Its main body of the fibers constitute the tapetum and extend laterally on either side into the temporal lobe, and cover in the central part of the lateral ventricle.
The tapetum and anterior commissure have the function of connecting left and right temporal lobes.
The genu’s thinner axons connect the prefrontal cortex between the two halves of the brain.
Thicker axons in the mid body, or trunk of the corpus callosum, interconnect areas of the motor cortex
The splenium, the posterior body of the corpus, communicates somatosensory information between the two halves of the parietal lobe and the visual cortex at the occipital lobe.
There is a positive correlation between age and callosal thickness.
Sex differences are confined to certain parts of the corpus callosum, and that they correlated with cognitive performance in certain tests.
The midsagittal corpus callosum cross-sectional area is, after controlling for brain size, on average, may be proportionately larger in females.
The front portion of the human corpus callosum has been reported to be significantly larger in musicians than nonmusicians, and larger in left-handed and ambidextrous people than right-handed people.
Corpus callosum size correlates positively with verbal memory capacity and semantic coding test performance, and children with dyslexia tend to have smaller and less-developed corpus callosums than their nondyslexic counterparts.
Musical training increases plasticity of the corpus callosum during a sensitive period of time in development.
The implications are an increased coordination of hands, differences in white matter structure, and amplification of plasticity in motor and auditory scaffolding which would serve to aid in future musical training.
Children who have begun musical training before the age of six have an increased volume of their corpus callosum.
A corpus callostomy can reduce the symptoms of refractory epilepsy.
A corpus callosotomy is a palliative procedure for specially severe cases of epilepsy.

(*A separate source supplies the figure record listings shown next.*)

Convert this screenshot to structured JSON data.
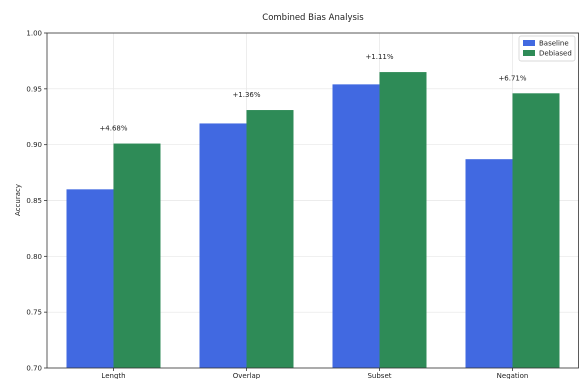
{
  "chart_data": {
    "type": "bar",
    "title": "Combined Bias Analysis",
    "xlabel": "",
    "ylabel": "Accuracy",
    "categories": [
      "Length",
      "Overlap",
      "Subset",
      "Negation"
    ],
    "series": [
      {
        "name": "Baseline",
        "color": "#4169e1",
        "values": [
          0.86,
          0.919,
          0.954,
          0.887
        ]
      },
      {
        "name": "Debiased",
        "color": "#2e8b57",
        "values": [
          0.901,
          0.931,
          0.965,
          0.946
        ]
      }
    ],
    "annotations": [
      "+4.68%",
      "+1.36%",
      "+1.11%",
      "+6.71%"
    ],
    "ylim": [
      0.7,
      1.0
    ],
    "yticks": [
      "0.70",
      "0.75",
      "0.80",
      "0.85",
      "0.90",
      "0.95",
      "1.00"
    ],
    "grid": true,
    "legend_position": "top-right"
  }
}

To prevent the spreading of seizures from one brain hemisphere to the other the corpus callosum can be split.
This procedure is mostly carried out on patients with so-called drop attacks that come with a very high risk of injury and in which the epileptic focus is not clearly delimitable.
It is very rare that a corpus callosotomy causes seizure freedom.

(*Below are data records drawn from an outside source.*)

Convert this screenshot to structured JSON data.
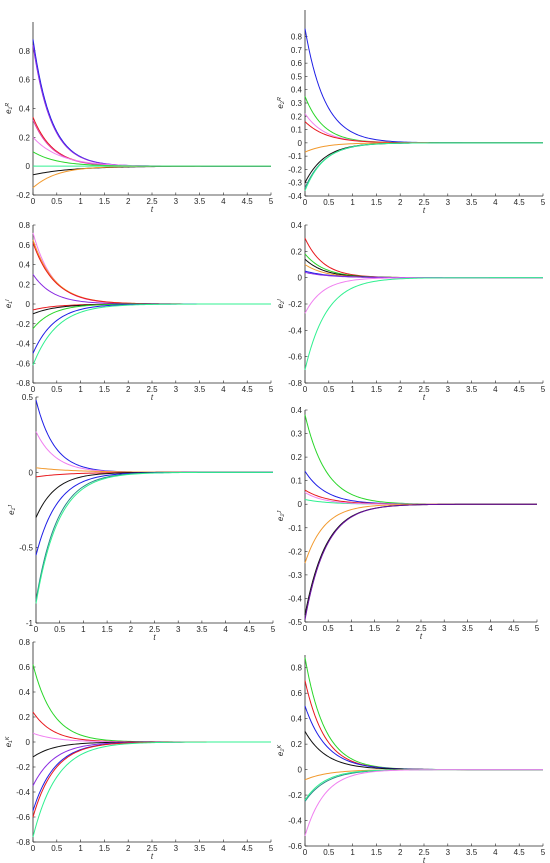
{
  "figure": {
    "layout": "4x2 grid of decaying error trajectories"
  },
  "colors": {
    "blue": "#1f1fe6",
    "violet": "#8a2be2",
    "red": "#e8191e",
    "magenta": "#e03ca6",
    "pink": "#f080f0",
    "green": "#2ad62a",
    "black": "#111111",
    "orange": "#f29a2e",
    "teal": "#2a8a8a",
    "spring": "#30f090",
    "purple": "#6a0fa0"
  },
  "chart_data": [
    {
      "type": "line",
      "ylabel": "e₁ᴿ",
      "xlabel": "t",
      "xlim": [
        0,
        5
      ],
      "ylim": [
        -0.2,
        1.0
      ],
      "xticks": [
        0,
        0.5,
        1,
        1.5,
        2,
        2.5,
        3,
        3.5,
        4,
        4.5,
        5
      ],
      "yticks": [
        -0.2,
        0,
        0.2,
        0.4,
        0.6,
        0.8
      ],
      "series": [
        {
          "color": "blue",
          "y0": 0.88,
          "k": 2.6
        },
        {
          "color": "violet",
          "y0": 0.84,
          "k": 2.6
        },
        {
          "color": "red",
          "y0": 0.34,
          "k": 2.4
        },
        {
          "color": "magenta",
          "y0": 0.32,
          "k": 2.4
        },
        {
          "color": "pink",
          "y0": 0.2,
          "k": 1.8
        },
        {
          "color": "green",
          "y0": 0.1,
          "k": 2.0
        },
        {
          "color": "black",
          "y0": -0.06,
          "k": 1.2
        },
        {
          "color": "orange",
          "y0": -0.15,
          "k": 2.0
        },
        {
          "color": "spring",
          "y0": 0.0,
          "k": 2.0
        }
      ]
    },
    {
      "type": "line",
      "ylabel": "e₂ᴿ",
      "xlabel": "t",
      "xlim": [
        0,
        5
      ],
      "ylim": [
        -0.4,
        1.0
      ],
      "xticks": [
        0,
        0.5,
        1,
        1.5,
        2,
        2.5,
        3,
        3.5,
        4,
        4.5,
        5
      ],
      "yticks": [
        -0.4,
        -0.3,
        -0.2,
        -0.1,
        0,
        0.1,
        0.2,
        0.3,
        0.4,
        0.5,
        0.6,
        0.7,
        0.8
      ],
      "series": [
        {
          "color": "blue",
          "y0": 0.86,
          "k": 2.4
        },
        {
          "color": "green",
          "y0": 0.35,
          "k": 2.6
        },
        {
          "color": "pink",
          "y0": 0.22,
          "k": 2.4
        },
        {
          "color": "red",
          "y0": 0.16,
          "k": 2.2
        },
        {
          "color": "orange",
          "y0": -0.07,
          "k": 2.4
        },
        {
          "color": "black",
          "y0": -0.3,
          "k": 2.4
        },
        {
          "color": "teal",
          "y0": -0.34,
          "k": 2.4
        },
        {
          "color": "spring",
          "y0": -0.36,
          "k": 2.5
        }
      ]
    },
    {
      "type": "line",
      "ylabel": "e₁ᴵ",
      "xlabel": "t",
      "xlim": [
        0,
        5
      ],
      "ylim": [
        -0.8,
        0.8
      ],
      "xticks": [
        0,
        0.5,
        1,
        1.5,
        2,
        2.5,
        3,
        3.5,
        4,
        4.5,
        5
      ],
      "yticks": [
        -0.8,
        -0.6,
        -0.4,
        -0.2,
        0,
        0.2,
        0.4,
        0.6,
        0.8
      ],
      "series": [
        {
          "color": "pink",
          "y0": 0.72,
          "k": 2.4
        },
        {
          "color": "orange",
          "y0": 0.65,
          "k": 2.2
        },
        {
          "color": "red",
          "y0": 0.62,
          "k": 2.2
        },
        {
          "color": "violet",
          "y0": 0.3,
          "k": 2.4
        },
        {
          "color": "red",
          "y0": -0.06,
          "k": 2.0
        },
        {
          "color": "black",
          "y0": -0.1,
          "k": 2.0
        },
        {
          "color": "green",
          "y0": -0.25,
          "k": 2.4
        },
        {
          "color": "blue",
          "y0": -0.5,
          "k": 2.2
        },
        {
          "color": "spring",
          "y0": -0.62,
          "k": 2.0
        }
      ]
    },
    {
      "type": "line",
      "ylabel": "e₂ᴵ",
      "xlabel": "t",
      "xlim": [
        0,
        5
      ],
      "ylim": [
        -0.8,
        0.4
      ],
      "xticks": [
        0,
        0.5,
        1,
        1.5,
        2,
        2.5,
        3,
        3.5,
        4,
        4.5,
        5
      ],
      "yticks": [
        -0.8,
        -0.6,
        -0.4,
        -0.2,
        0,
        0.2,
        0.4
      ],
      "series": [
        {
          "color": "red",
          "y0": 0.3,
          "k": 2.6
        },
        {
          "color": "green",
          "y0": 0.18,
          "k": 2.4
        },
        {
          "color": "black",
          "y0": 0.14,
          "k": 2.4
        },
        {
          "color": "orange",
          "y0": 0.1,
          "k": 2.4
        },
        {
          "color": "blue",
          "y0": 0.05,
          "k": 2.0
        },
        {
          "color": "violet",
          "y0": 0.04,
          "k": 2.0
        },
        {
          "color": "pink",
          "y0": -0.27,
          "k": 2.6
        },
        {
          "color": "spring",
          "y0": -0.7,
          "k": 2.2
        }
      ]
    },
    {
      "type": "line",
      "ylabel": "e₁ᴶ",
      "xlabel": "t",
      "xlim": [
        0,
        5
      ],
      "ylim": [
        -1.0,
        0.5
      ],
      "xticks": [
        0,
        0.5,
        1,
        1.5,
        2,
        2.5,
        3,
        3.5,
        4,
        4.5,
        5
      ],
      "yticks": [
        -1,
        -0.5,
        0,
        0.5
      ],
      "series": [
        {
          "color": "blue",
          "y0": 0.48,
          "k": 2.6
        },
        {
          "color": "pink",
          "y0": 0.27,
          "k": 2.4
        },
        {
          "color": "orange",
          "y0": 0.03,
          "k": 1.2
        },
        {
          "color": "red",
          "y0": -0.03,
          "k": 1.5
        },
        {
          "color": "black",
          "y0": -0.3,
          "k": 2.4
        },
        {
          "color": "blue",
          "y0": -0.55,
          "k": 2.2
        },
        {
          "color": "teal",
          "y0": -0.85,
          "k": 2.2
        },
        {
          "color": "spring",
          "y0": -0.87,
          "k": 2.1
        }
      ]
    },
    {
      "type": "line",
      "ylabel": "e₂ᴶ",
      "xlabel": "t",
      "xlim": [
        0,
        5
      ],
      "ylim": [
        -0.5,
        0.4
      ],
      "xticks": [
        0,
        0.5,
        1,
        1.5,
        2,
        2.5,
        3,
        3.5,
        4,
        4.5,
        5
      ],
      "yticks": [
        -0.5,
        -0.4,
        -0.3,
        -0.2,
        -0.1,
        0,
        0.1,
        0.2,
        0.3,
        0.4
      ],
      "series": [
        {
          "color": "green",
          "y0": 0.38,
          "k": 2.2
        },
        {
          "color": "blue",
          "y0": 0.14,
          "k": 2.2
        },
        {
          "color": "red",
          "y0": 0.06,
          "k": 2.0
        },
        {
          "color": "spring",
          "y0": 0.02,
          "k": 2.0
        },
        {
          "color": "pink",
          "y0": 0.05,
          "k": 2.4
        },
        {
          "color": "orange",
          "y0": -0.25,
          "k": 2.4
        },
        {
          "color": "black",
          "y0": -0.47,
          "k": 2.2
        },
        {
          "color": "purple",
          "y0": -0.49,
          "k": 2.2
        }
      ]
    },
    {
      "type": "line",
      "ylabel": "e₁ᴷ",
      "xlabel": "t",
      "xlim": [
        0,
        5
      ],
      "ylim": [
        -0.8,
        0.8
      ],
      "xticks": [
        0,
        0.5,
        1,
        1.5,
        2,
        2.5,
        3,
        3.5,
        4,
        4.5,
        5
      ],
      "yticks": [
        -0.8,
        -0.6,
        -0.4,
        -0.2,
        0,
        0.2,
        0.4,
        0.6,
        0.8
      ],
      "series": [
        {
          "color": "green",
          "y0": 0.62,
          "k": 2.4
        },
        {
          "color": "red",
          "y0": 0.24,
          "k": 2.4
        },
        {
          "color": "pink",
          "y0": 0.07,
          "k": 2.0
        },
        {
          "color": "black",
          "y0": -0.12,
          "k": 2.2
        },
        {
          "color": "violet",
          "y0": -0.35,
          "k": 2.2
        },
        {
          "color": "blue",
          "y0": -0.55,
          "k": 2.2
        },
        {
          "color": "red",
          "y0": -0.6,
          "k": 2.2
        },
        {
          "color": "spring",
          "y0": -0.76,
          "k": 2.0
        }
      ]
    },
    {
      "type": "line",
      "ylabel": "e₂ᴷ",
      "xlabel": "t",
      "xlim": [
        0,
        5
      ],
      "ylim": [
        -0.6,
        0.9
      ],
      "xticks": [
        0,
        0.5,
        1,
        1.5,
        2,
        2.5,
        3,
        3.5,
        4,
        4.5,
        5
      ],
      "yticks": [
        -0.6,
        -0.4,
        -0.2,
        0,
        0.2,
        0.4,
        0.6,
        0.8
      ],
      "series": [
        {
          "color": "green",
          "y0": 0.88,
          "k": 2.4
        },
        {
          "color": "red",
          "y0": 0.7,
          "k": 2.4
        },
        {
          "color": "blue",
          "y0": 0.5,
          "k": 2.2
        },
        {
          "color": "black",
          "y0": 0.3,
          "k": 2.2
        },
        {
          "color": "orange",
          "y0": -0.08,
          "k": 2.0
        },
        {
          "color": "teal",
          "y0": -0.25,
          "k": 2.2
        },
        {
          "color": "spring",
          "y0": -0.24,
          "k": 2.4
        },
        {
          "color": "pink",
          "y0": -0.52,
          "k": 2.4
        }
      ]
    }
  ]
}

In half of the patients the dangerous drop attacks are less severe.
After a corpus callosotomy among others there is the risk that language is temporarily or permanently impaired.
The younger a patient is at the time of the corpus callosotomy, the better the prognosis.

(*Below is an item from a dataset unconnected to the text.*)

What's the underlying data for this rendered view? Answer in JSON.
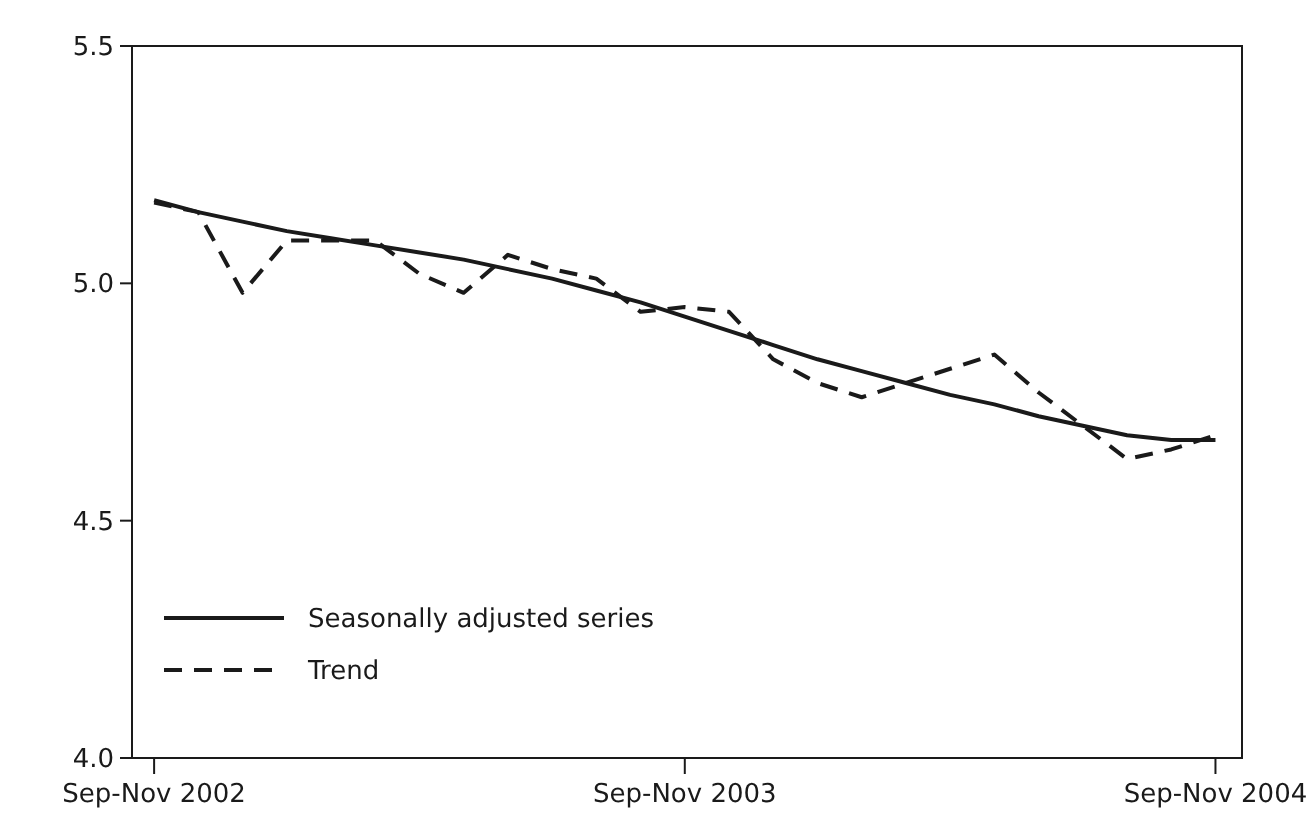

Agenesis of the corpus callosum (ACC) is a rare congenital disorder that is one of the most common brain malformations.
Agenesis of the corpus callosum the corpus callosum is partially or completely absent, and is usually diagnosed within the first two years of life, and may manifest as a severe syndrome in infancy or childhood, as a milder condition in young adults, or as an asymptomatic incidental finding.
Hypogenesis, dysgenesis, and hypoplasia can occur as well.
There is a possible correlations between corpus callosum malformation and autism spectrum disorders.
Anterior corpus callosum lesions may be associated with akinetic mutism or anomic aphasia.
No gender difference is found in the size of the corpus callosum.